Сквозь слезы Клеопатра рассматривала седые волосы советника и глубокие морщины на родном и верном лице. Неизменными остались только глаза – острые, умные, проницательные.
Старик утешал старуху.
– Вот и кончилось все, – обреченно и устало прошептала Клеопатра. – Почему я? Почему со мной все это случилось? Ведь в пророчестве было сказано, что я – мессия?
Аполлодор тяжело вздохнул.
– Пороки погубили тебя. Старые птолемеевские пороки, передающиеся от царя к царю.
– Что ты говоришь?
– Ты и сейчас боишься правды? Что ж, может, это и к лучшему.
Клеопатра замолчала. Она прекрасно понимала, что имел в виду Аполлодор, однако ей не хотелось об этом говорить. Ощущение близкой гибели, мелькавшее в дворцовых галереях лицо смерти – все это парализовало ее мысли и волю. Разбираться с прошлыми ошибками ей больше не хотелось.
– Я решила отметить совершеннолетие Цезариона. Он вполне способен сам править страной.
– Ты делаешь большую ошибку.
– Отчего?
– Ты подставляешь мальчика. Когда Октавиан войдет в Александрию, он первым делом будет искать его, как своего давнего соперника и врага.
– Что ты говоришь? Он никогда не будет здесь! – Клеопатра сама не поверила в то, что сказала. Ведь это было очевидно.
– Я все равно отпраздную совершеннолетие, – упрямо повторила она.
– Опять ты меня не слушаешь, – устало произнес Аполлодор. – Сколько раз тебе мешало глупое упрямство, и опять ты взялась за старое.
Они оба надолго замолчали. Клеопатра – потому что ей больше нечего было сказать, а Аполлодор – потому что устал бороться с царской самонадеянностью.
– Что мне делать?
Царица смотрела на него, как побитая собака. Такие умирают долго и мучительно.
– Спасайся, – как-то безразлично ответил советник. Вся его жизнь была связана с этой женщиной. Ее поражение поставило точку также и в его судьбе. Он давно пресытился властью и богатством, в какой-то момент осознав, что нет ничего важнее в жизни гордости и свободы.
– А ты что будешь делать? – глотая слезы, спросила царица. – Теперь ты предашь меня?
Ее голос был надломлен, как и вся ее судьба.

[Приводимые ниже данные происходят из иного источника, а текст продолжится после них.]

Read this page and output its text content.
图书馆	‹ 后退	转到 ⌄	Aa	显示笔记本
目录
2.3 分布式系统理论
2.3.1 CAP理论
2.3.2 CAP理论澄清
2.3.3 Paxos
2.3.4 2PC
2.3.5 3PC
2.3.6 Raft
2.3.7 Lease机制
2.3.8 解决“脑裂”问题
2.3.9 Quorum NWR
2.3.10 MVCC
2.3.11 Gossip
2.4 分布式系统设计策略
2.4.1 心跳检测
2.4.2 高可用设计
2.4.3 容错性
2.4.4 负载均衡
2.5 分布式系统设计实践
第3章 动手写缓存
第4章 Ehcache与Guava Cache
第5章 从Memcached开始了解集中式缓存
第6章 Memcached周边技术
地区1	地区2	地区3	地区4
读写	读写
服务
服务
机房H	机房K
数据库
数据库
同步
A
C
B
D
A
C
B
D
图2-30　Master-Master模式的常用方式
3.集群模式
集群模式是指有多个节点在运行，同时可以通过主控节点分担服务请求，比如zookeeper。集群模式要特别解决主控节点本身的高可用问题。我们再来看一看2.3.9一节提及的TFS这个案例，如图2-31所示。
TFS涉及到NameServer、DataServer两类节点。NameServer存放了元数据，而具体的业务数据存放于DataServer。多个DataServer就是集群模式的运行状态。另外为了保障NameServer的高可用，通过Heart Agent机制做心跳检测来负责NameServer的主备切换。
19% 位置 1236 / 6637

Аполлодор долго смотрел на нее. Но он видел не стареющее и заплаканное лицо, а лицо семилетней девочки с глубокими черными глазами, в которых светились ум и порок. Что он подумал тогда? Что из этого одинокого, озлобленного волчонка может вырасти гордая и великая царица. Поощрениями и наказаниями он воспитывал ее волю и характер, учил бороться с низменными желаниями и пороками. Все-таки следует найти в себе мужество и посмотреть в глаза Маат – ученица так и не превзошла учителя, обесценив и свою, и его жизнь.
– Тоже буду спасаться, – грустно ответил Аполлодор, и его голос почему-то дрогнул.
Царице захотелось, чтобы он опять обнял ее. Но советник повернулся к ней спиной. Прямой, гордой, ни перед кем никогда не склонявшейся спиной. И вышел из спальни.
Клеопатра долго прислушивалась к его шагам. Потом они затихли. И наступила тишина…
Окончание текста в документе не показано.